January 21, 2005 ( - Siebel Systems Inc., bowing to investor pressure, has altered its executive compensation and bonus systems, earning the praise of pension giant California Public Employees' Retirement System (CalPERS) in the process.

The software company, after settling a case involving stock options with the Teachers’ Retirement System of Louisiana, has opted to change the structure of its compensation system so that it is tied more to financial performance than in the past, according to the Wall Street Journal (See Pension Fund Charges Firm With Option Violations, Cover-up ). The reforms, disclosed in an SEC filing, tie stock-option awards and bonuses to financial criteria such as revenue growth and improvements in operating margins, as well as customer satisfaction. When targets are hit, options will become vested, and bonus sizes will be determined.

Pension giant CalPERS – which is active in corporate governance and other activist investment causes – has praised the move. “I saw a very significant change in attitude” at the company, Ted White, CalPERS” portfolio manager for corporate governance, told the Journal. “This is further than most technology companies, and most big companies, want to go.” The Siebel reforms came after over a year of discussions with CalPERS.

CalPERS has worked with others on the same issue, including JDS Uniphase Corp. and Walt Disney Co (See JDS Uniphase Linking Stock Options to Performance ).

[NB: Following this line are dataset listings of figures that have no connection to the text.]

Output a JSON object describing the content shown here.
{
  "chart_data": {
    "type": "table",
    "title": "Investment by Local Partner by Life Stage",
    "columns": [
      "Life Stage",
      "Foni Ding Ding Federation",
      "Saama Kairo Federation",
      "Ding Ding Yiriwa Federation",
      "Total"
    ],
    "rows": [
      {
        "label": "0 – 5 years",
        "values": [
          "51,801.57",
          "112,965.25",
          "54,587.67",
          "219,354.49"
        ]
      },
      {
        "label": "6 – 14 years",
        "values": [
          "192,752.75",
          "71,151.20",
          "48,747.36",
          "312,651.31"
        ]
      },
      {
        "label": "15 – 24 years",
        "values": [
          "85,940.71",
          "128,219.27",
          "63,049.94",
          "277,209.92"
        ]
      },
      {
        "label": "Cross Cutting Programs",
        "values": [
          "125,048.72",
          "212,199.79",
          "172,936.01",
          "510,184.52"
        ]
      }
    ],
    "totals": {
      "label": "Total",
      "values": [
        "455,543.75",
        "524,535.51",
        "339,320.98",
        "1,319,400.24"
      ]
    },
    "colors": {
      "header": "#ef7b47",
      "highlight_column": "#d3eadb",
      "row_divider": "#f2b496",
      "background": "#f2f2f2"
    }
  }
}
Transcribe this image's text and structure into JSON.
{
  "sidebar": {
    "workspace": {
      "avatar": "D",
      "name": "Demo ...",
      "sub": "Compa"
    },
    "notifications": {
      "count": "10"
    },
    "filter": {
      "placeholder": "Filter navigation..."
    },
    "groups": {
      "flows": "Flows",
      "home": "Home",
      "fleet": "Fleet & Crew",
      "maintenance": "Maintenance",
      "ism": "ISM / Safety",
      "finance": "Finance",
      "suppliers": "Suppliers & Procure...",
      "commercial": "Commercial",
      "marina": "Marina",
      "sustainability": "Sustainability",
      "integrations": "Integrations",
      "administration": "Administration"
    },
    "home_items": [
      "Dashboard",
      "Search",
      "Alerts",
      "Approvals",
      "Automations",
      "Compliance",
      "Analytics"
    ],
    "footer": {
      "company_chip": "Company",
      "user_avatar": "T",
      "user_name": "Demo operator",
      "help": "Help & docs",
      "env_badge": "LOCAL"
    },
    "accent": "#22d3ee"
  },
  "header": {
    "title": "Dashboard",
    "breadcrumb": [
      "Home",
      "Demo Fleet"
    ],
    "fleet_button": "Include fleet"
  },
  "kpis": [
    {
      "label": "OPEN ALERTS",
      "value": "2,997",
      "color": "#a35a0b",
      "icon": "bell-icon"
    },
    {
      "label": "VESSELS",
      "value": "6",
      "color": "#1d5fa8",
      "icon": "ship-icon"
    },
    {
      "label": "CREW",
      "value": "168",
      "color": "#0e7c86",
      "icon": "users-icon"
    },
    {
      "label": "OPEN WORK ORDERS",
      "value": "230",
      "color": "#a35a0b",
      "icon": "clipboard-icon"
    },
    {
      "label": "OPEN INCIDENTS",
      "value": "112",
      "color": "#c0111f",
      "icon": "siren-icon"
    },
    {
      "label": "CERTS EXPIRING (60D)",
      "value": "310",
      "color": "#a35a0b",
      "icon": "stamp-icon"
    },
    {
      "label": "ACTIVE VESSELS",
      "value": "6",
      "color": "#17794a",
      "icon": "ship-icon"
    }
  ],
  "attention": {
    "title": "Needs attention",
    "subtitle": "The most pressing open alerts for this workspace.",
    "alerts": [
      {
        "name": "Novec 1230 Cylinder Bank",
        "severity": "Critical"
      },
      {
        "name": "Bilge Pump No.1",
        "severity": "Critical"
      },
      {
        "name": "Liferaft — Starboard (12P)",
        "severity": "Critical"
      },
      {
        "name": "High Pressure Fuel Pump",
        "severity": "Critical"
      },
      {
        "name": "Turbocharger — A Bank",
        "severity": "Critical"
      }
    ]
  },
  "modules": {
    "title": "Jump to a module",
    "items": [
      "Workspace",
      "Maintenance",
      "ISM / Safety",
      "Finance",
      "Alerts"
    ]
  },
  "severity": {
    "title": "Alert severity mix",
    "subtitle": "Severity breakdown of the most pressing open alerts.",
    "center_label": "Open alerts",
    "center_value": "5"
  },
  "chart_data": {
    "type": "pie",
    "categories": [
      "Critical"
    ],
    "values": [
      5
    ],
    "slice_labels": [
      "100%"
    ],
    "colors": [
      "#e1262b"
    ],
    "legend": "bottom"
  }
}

Siebel’s change did not come without past problems, however. In 2002, the Louisiana pension fund filed suit against the company, alleging that over $1 billion in options was improperly awarded to the company’s founder, Tom Siebel (See Siebel Corporate Reforms Set in Pension Fund Suit Settlement ). Denying that it did anything wrong, the company settled in 2003. In the same year, the company fought to keep a TIAA-CREF shareholder proposal that sought to tie compensation to performance off the table. The proposal was ultimately voted down by shareholders.